The Federal Government has introduced a new National Industrial Policy (NIP) designed to reverse decades of industrial decline and transform Nigeria into a global production hub. Announced by the Minister of State for Industry, Trade and Investment, Senator John Owan Enoh, on February 16, 2026, the policy aims to raise the manufacturing sector’s contribution to the Gross Domestic Product (GDP) to 25% by 2030.
This ambitious goal comes as the sector currently contributes less than 10% to the national economy, a sharp drop from its 20% peak in the early 1990s.
A central part of this strategy is the massive recapitalization of the Bank of Industry (BOI) to 3 trillion naira, intended to provide long-term, low-interest loans for local producers. The policy also proposes that Nigeria spend between 3% and 5% of its annual GDP specifically on industrial development.
Minister Enoh emphasized that unlike previous plans, this version includes a strict implementation matrix with specific timelines and measurable outcomes to ensure it does not end up as another “paper policy.”
The framework is built on six pillars: competitive industrial production, value-chain deepening, import substitution, MSME-to-industry transition, trade competitiveness under AfCFTA, and strong institutional governance.
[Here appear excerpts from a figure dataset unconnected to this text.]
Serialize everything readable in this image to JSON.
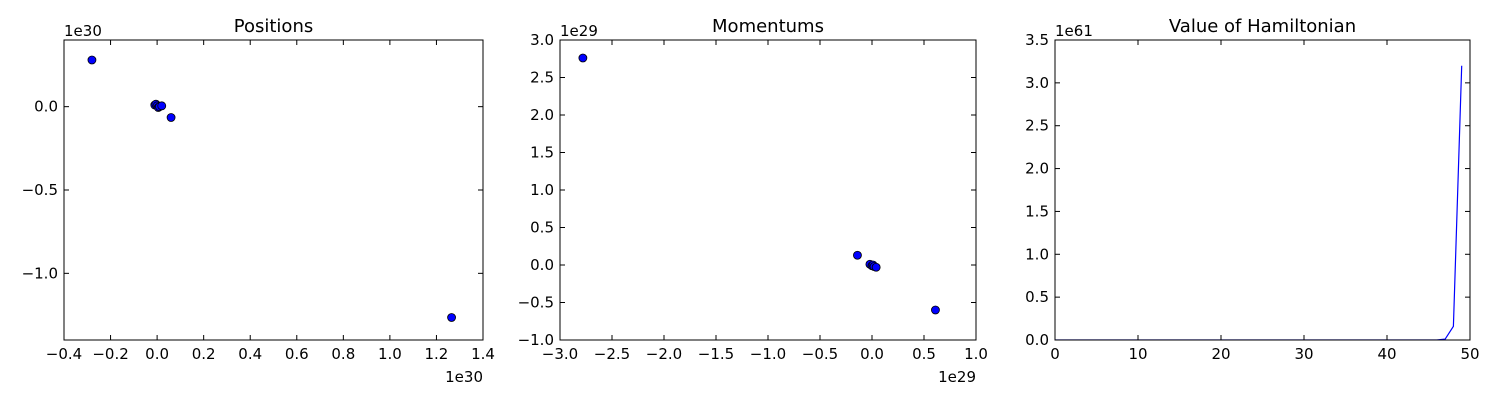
{
  "chart_data": [
    {
      "type": "scatter",
      "title": "Positions",
      "xlabel": "",
      "ylabel": "",
      "xlim": [
        -0.4,
        1.4
      ],
      "ylim": [
        -1.4,
        0.4
      ],
      "x_multiplier": "1e30",
      "y_multiplier": "1e30",
      "x_ticks": [
        "−0.4",
        "−0.2",
        "0.0",
        "0.2",
        "0.4",
        "0.6",
        "0.8",
        "1.0",
        "1.2",
        "1.4"
      ],
      "x_tick_values": [
        -0.4,
        -0.2,
        0.0,
        0.2,
        0.4,
        0.6,
        0.8,
        1.0,
        1.2,
        1.4
      ],
      "y_ticks": [
        "−1.0",
        "−0.5",
        "0.0"
      ],
      "y_tick_values": [
        -1.0,
        -0.5,
        0.0
      ],
      "marker_color": "#0000ff",
      "points": [
        {
          "x": -0.28,
          "y": 0.28
        },
        {
          "x": -0.01,
          "y": 0.01
        },
        {
          "x": -0.005,
          "y": 0.015
        },
        {
          "x": 0.0,
          "y": 0.005
        },
        {
          "x": 0.005,
          "y": -0.005
        },
        {
          "x": 0.01,
          "y": 0.0
        },
        {
          "x": 0.02,
          "y": 0.005
        },
        {
          "x": 0.06,
          "y": -0.065
        },
        {
          "x": 1.265,
          "y": -1.265
        }
      ]
    },
    {
      "type": "scatter",
      "title": "Momentums",
      "xlabel": "",
      "ylabel": "",
      "xlim": [
        -3.0,
        1.0
      ],
      "ylim": [
        -1.0,
        3.0
      ],
      "x_multiplier": "1e29",
      "y_multiplier": "1e29",
      "x_ticks": [
        "−3.0",
        "−2.5",
        "−2.0",
        "−1.5",
        "−1.0",
        "−0.5",
        "0.0",
        "0.5",
        "1.0"
      ],
      "x_tick_values": [
        -3.0,
        -2.5,
        -2.0,
        -1.5,
        -1.0,
        -0.5,
        0.0,
        0.5,
        1.0
      ],
      "y_ticks": [
        "−1.0",
        "−0.5",
        "0.0",
        "0.5",
        "1.0",
        "1.5",
        "2.0",
        "2.5",
        "3.0"
      ],
      "y_tick_values": [
        -1.0,
        -0.5,
        0.0,
        0.5,
        1.0,
        1.5,
        2.0,
        2.5,
        3.0
      ],
      "marker_color": "#0000ff",
      "points": [
        {
          "x": -2.78,
          "y": 2.76
        },
        {
          "x": -0.14,
          "y": 0.13
        },
        {
          "x": -0.02,
          "y": 0.01
        },
        {
          "x": 0.0,
          "y": -0.01
        },
        {
          "x": 0.01,
          "y": 0.0
        },
        {
          "x": 0.02,
          "y": -0.02
        },
        {
          "x": 0.04,
          "y": -0.03
        },
        {
          "x": 0.61,
          "y": -0.6
        }
      ]
    },
    {
      "type": "line",
      "title": "Value of Hamiltonian",
      "xlabel": "",
      "ylabel": "",
      "xlim": [
        0,
        50
      ],
      "ylim": [
        0.0,
        3.5
      ],
      "y_multiplier": "1e61",
      "x_ticks": [
        "0",
        "10",
        "20",
        "30",
        "40",
        "50"
      ],
      "x_tick_values": [
        0,
        10,
        20,
        30,
        40,
        50
      ],
      "y_ticks": [
        "0.0",
        "0.5",
        "1.0",
        "1.5",
        "2.0",
        "2.5",
        "3.0",
        "3.5"
      ],
      "y_tick_values": [
        0.0,
        0.5,
        1.0,
        1.5,
        2.0,
        2.5,
        3.0,
        3.5
      ],
      "line_color": "#0000ff",
      "x": [
        0,
        10,
        20,
        30,
        40,
        46,
        47,
        48,
        49
      ],
      "y": [
        0.0,
        0.0,
        0.0,
        0.0,
        0.0,
        0.0,
        0.01,
        0.16,
        3.2
      ]
    }
  ]
}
A key move under this policy is the enforcement of the “Nigeria First” mandate, which compels all government agencies to prioritize locally manufactured goods in their procurement. By focusing on reviving dormant factories in sectors like textiles, automotive, and agro-processing, the government hopes to reduce the country’s heavy dependence on imported raw materials and finished goods.
To lower the high cost of doing business, the government plans to establish industrial clusters with shared infrastructure and dedicated energy facilities. This is designed to help small and medium enterprises (SMEs) bypass the expenses of private power generation and logistics.
As the formal launch by President Bola Tinubu approaches, the focus is now on the newly formed “industrial revolution working group” to coordinate these efforts and ensure that the policy translates into real jobs and a more resilient economy.